Cuidar psicologicamente, para mim, não é aliviar a dor a qualquer custo, mas ajudar o sujeito a compreender a origem da própria dor, reconhecer o papel que ela cumpre em sua história e, a partir daí, construir formas mais maduras, responsáveis e integradas de existir. Eu não trabalho com promessas de conforto rápido, nem com discursos que reforçam a posição de vítima eterna. Trabalho com realidade psíquica, com limites, com escolhas e com as consequências que delas decorrem.

Minha clínica parte de um olhar profundamente humanizado, mas não conivente. Acolho o sofrimento sem romantizá-lo. Valido a dor sem validar comportamentos autodestrutivos, manipulativos ou alienados da realidade. Acredito que crescer emocionalmente exige atravessar desconfortos, encarar contradições internas e sustentar frustrações — e o espaço terapêutico, quando bem conduzido, é justamente o lugar onde isso pode acontecer com segurança, ética e sustentação.

Conduzo meu trabalho a partir de uma escuta ativa, profunda e muitas vezes confrontativa, quando necessário. Não confronto para ferir, mas para romper defesas que mantêm o paciente aprisionado em padrões repetitivos de sofrimento. Acredito que o cuidado psicológico verdadeiro não se limita a “entender” o passado, mas precisa produzir efeitos concretos no presente: mudanças de postura, de responsabilização, de forma de se relacionar consigo e com o outro.

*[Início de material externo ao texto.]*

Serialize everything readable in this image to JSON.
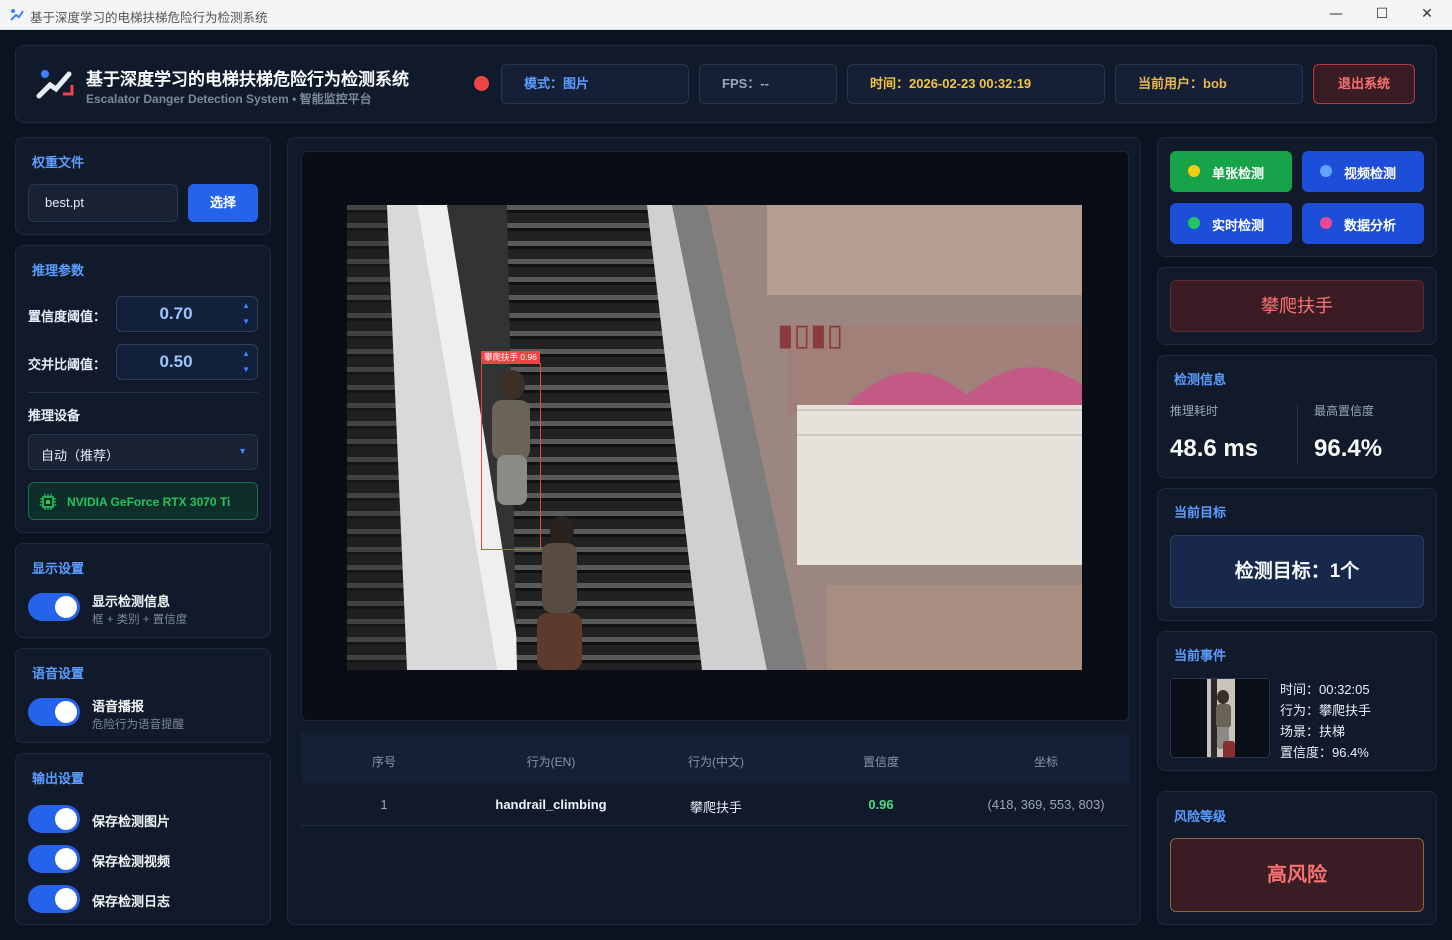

Vejo o paciente como alguém capaz — ainda que momentaneamente desconectado dessa capacidade. Meu papel não é substituir essa potência, mas ajudá-lo a recuperá-la. Por isso, não assumo funções que cabem ao próprio paciente: não salvo, não resgato, não carrego por ele aquilo que é da ordem da sua responsabilidade psíquica e existencial. Sustento o processo, acompanho, interpreto, devolvo, delimito e quando preciso, coloco limites claros.

Minha prática clínica integra compreensão emocional, leitura estrutural da personalidade e análise do comportamento, sempre considerando o contexto relacional em que o paciente está inserido. Entendo que não existe sofrimento “no vácuo”: ele se manifesta nos vínculos, nas escolhas amorosas, familiares, profissionais e sociais. Por isso, o trabalho terapêutico que proponho não é apenas introspectivo, mas relacional e ético.

Acredito que saúde mental não é ausência de dor, mas capacidade de pensar sobre si, tolerar frustrações, sustentar afetos ambivalentes e agir de forma mais consciente e menos reativa. Meu compromisso, enquanto terapeuta, é com a verdade psíquica do paciente — mesmo quando ela é difícil de ser escutada. Porque é somente a partir dessa verdade que mudanças reais se tornam possíveis.